In the wake of last week's Crying Kershaw Meme Heard 'Round California, the Dodgers and Padres both had an ample opportunity to make noise against one another before the Balanced Schedule silenced them for several months. Needless to say, the Dodgers took care of business.
And, as Dontrelle Willis pointed out on FOX's MLB coverage this weekend, they didn't dominate because they were fueled by a desire to "beat the Padres," necessarily. They dominated because they want to win the NL West (again), no matter who they have to take out in the process.
Dodgers analyst Dontrelle Willis thinks Padres fans are obsessed with LA
"The Dodgers respect the Padres. But the Padres fans -- and that team -- eat, breathe and sleep the Dodgers. The Dodgers do not," Willis emphatically stated alongside fellow analyst Mark Sweeney (who also called it "not a rivalry").
What a perfect distillation.
The Dodgers are well aware that, when the Padres congeal, they might end up with the kind of roster that can bulldoze Los Angeles in a short series. After all, they just did it, and poured more money into the mix this offseason to try and repeat.
It's not a defined rivalry. It's just a matchup between two very good teams, one of which is better on a consistent basis and has been for years.

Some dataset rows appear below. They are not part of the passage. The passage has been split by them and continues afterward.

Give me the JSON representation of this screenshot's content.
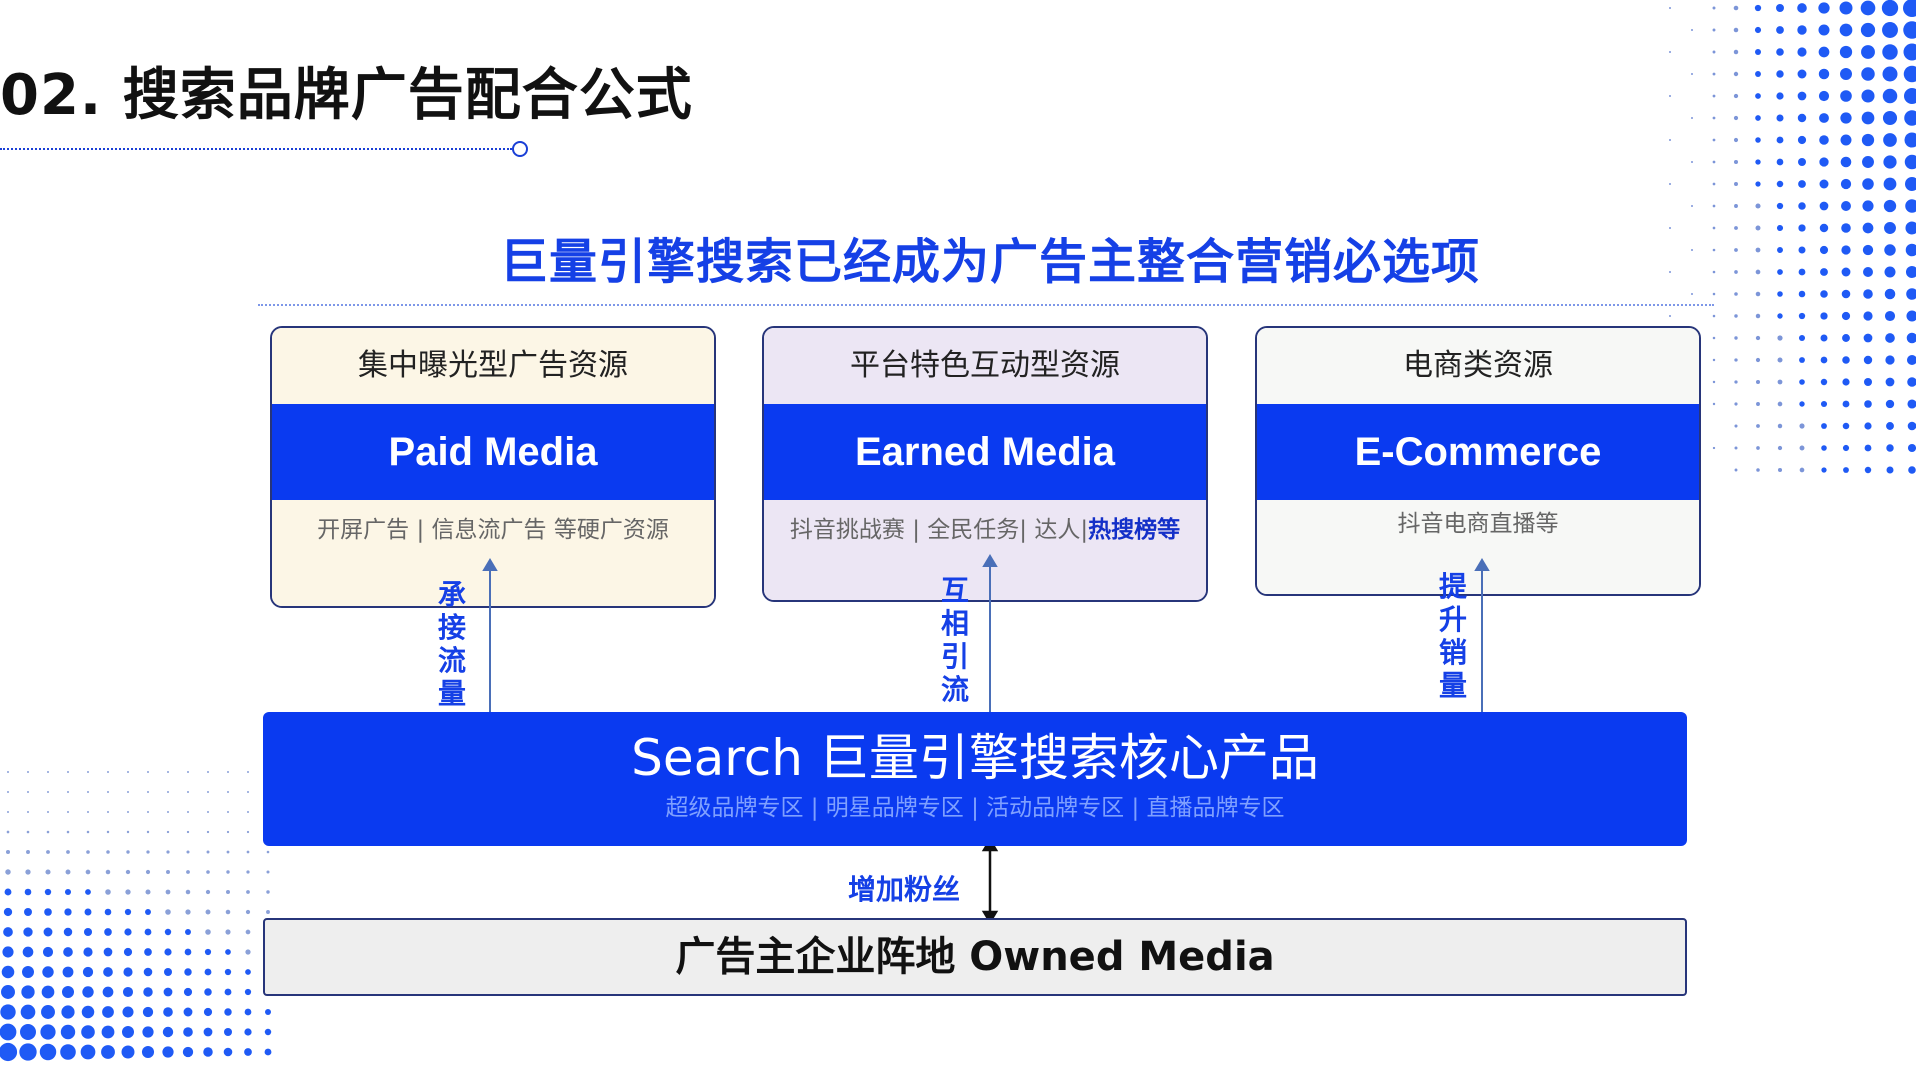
{
  "page_title": "02. 搜索品牌广告配合公式",
  "headline": "巨量引擎搜索已经成为广告主整合营销必选项",
  "cards": [
    {
      "top_label": "集中曝光型广告资源",
      "band_label": "Paid Media",
      "bottom_text": "开屏广告 | 信息流广告  等硬广资源",
      "bottom_highlight": "",
      "top_bg": "#fcf6e6",
      "bottom_bg": "#fcf6e6"
    },
    {
      "top_label": "平台特色互动型资源",
      "band_label": "Earned Media",
      "bottom_text": "抖音挑战赛 | 全民任务| 达人|",
      "bottom_highlight": "热搜榜等",
      "top_bg": "#ece6f4",
      "bottom_bg": "#ece6f4"
    },
    {
      "top_label": "电商类资源",
      "band_label": "E-Commerce",
      "bottom_text": "抖音电商直播等",
      "bottom_highlight": "",
      "top_bg": "#f7f8f6",
      "bottom_bg": "#f7f8f6"
    }
  ],
  "connector_labels": [
    "承接流量",
    "互相引流",
    "提升销量"
  ],
  "core": {
    "title": "Search 巨量引擎搜索核心产品",
    "subtitle": "超级品牌专区 | 明星品牌专区 | 活动品牌专区 | 直播品牌专区"
  },
  "fans_label": "增加粉丝",
  "owned_media": "广告主企业阵地 Owned Media",
  "colors": {
    "accent_blue": "#0a3af0",
    "headline_blue": "#1540e6",
    "border_navy": "#27357a",
    "arrow_blue": "#4a6fb8"
  }
}
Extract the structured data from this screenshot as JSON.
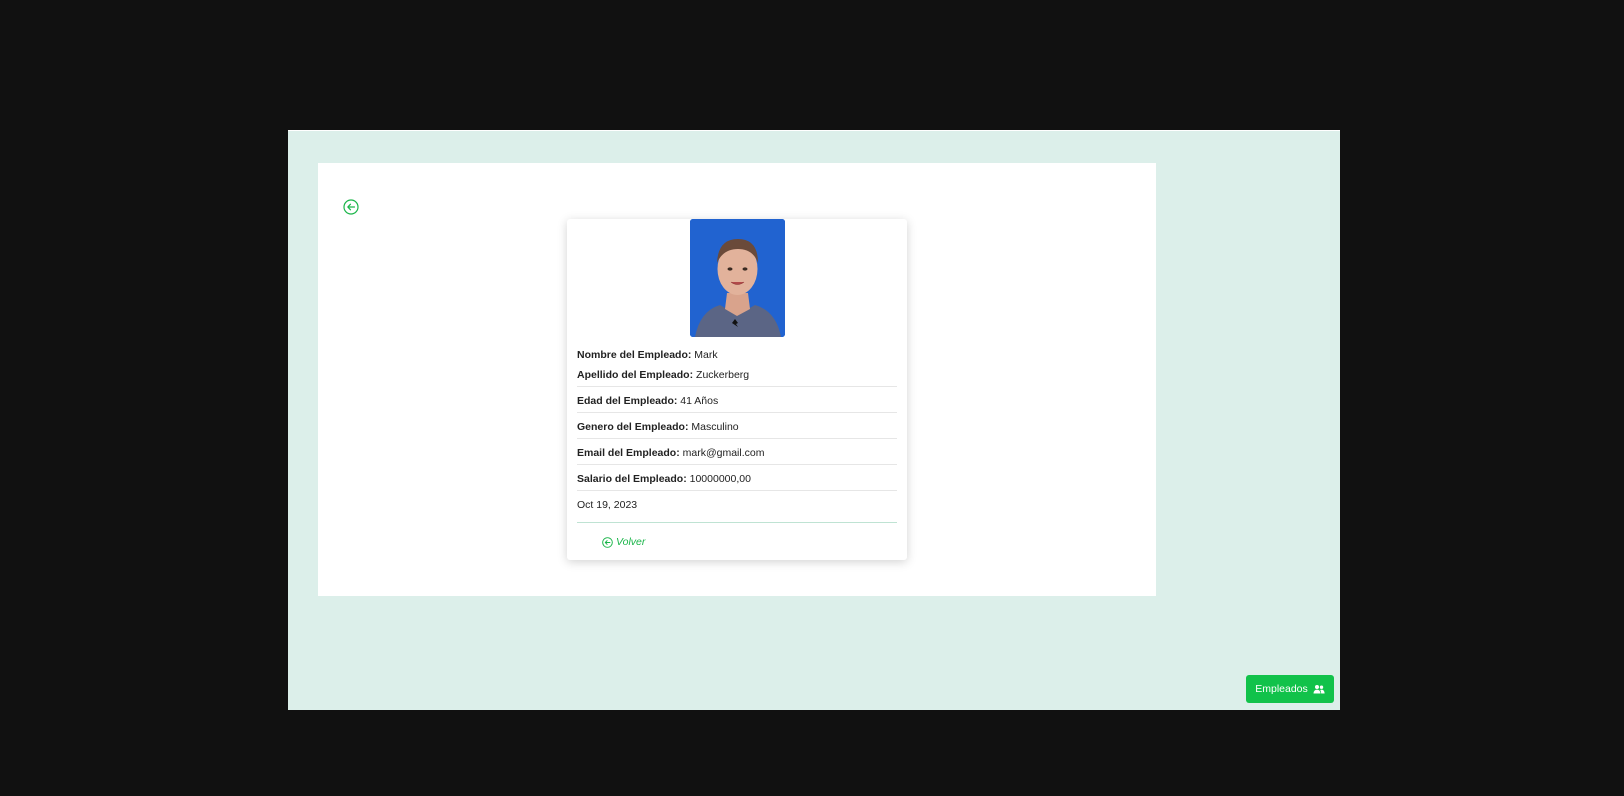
{
  "page": {
    "accent_color": "#1ab549",
    "background_color": "#dcefea"
  },
  "nav": {
    "back_icon": "arrow-left-circle-icon"
  },
  "employee": {
    "photo_icon": "employee-photo",
    "fields": [
      {
        "label": "Nombre del Empleado:",
        "value": "Mark"
      },
      {
        "label": "Apellido del Empleado:",
        "value": "Zuckerberg"
      },
      {
        "label": "Edad del Empleado:",
        "value": "41 Años"
      },
      {
        "label": "Genero del Empleado:",
        "value": "Masculino"
      },
      {
        "label": "Email del Empleado:",
        "value": "mark@gmail.com"
      },
      {
        "label": "Salario del Empleado:",
        "value": "10000000,00"
      }
    ],
    "date": "Oct 19, 2023"
  },
  "actions": {
    "volver_label": "Volver",
    "empleados_label": "Empleados",
    "empleados_icon": "users-icon"
  }
}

When the Dodgers beat the Padres -- as they did, like a drum, all weekend long -- they line up, shake hands, and smile and nod at their homegrown depth. When the Padres beat the Dodgers -- once -- they preen on the scoreboard, leaving their fans spiraling for justification over a week later, with no more victories to be found.
In other words, the Padres sure are lucky the Dodgers "respect" them. Because, at this point, without a postseason humbling last year, they really wouldn't have to.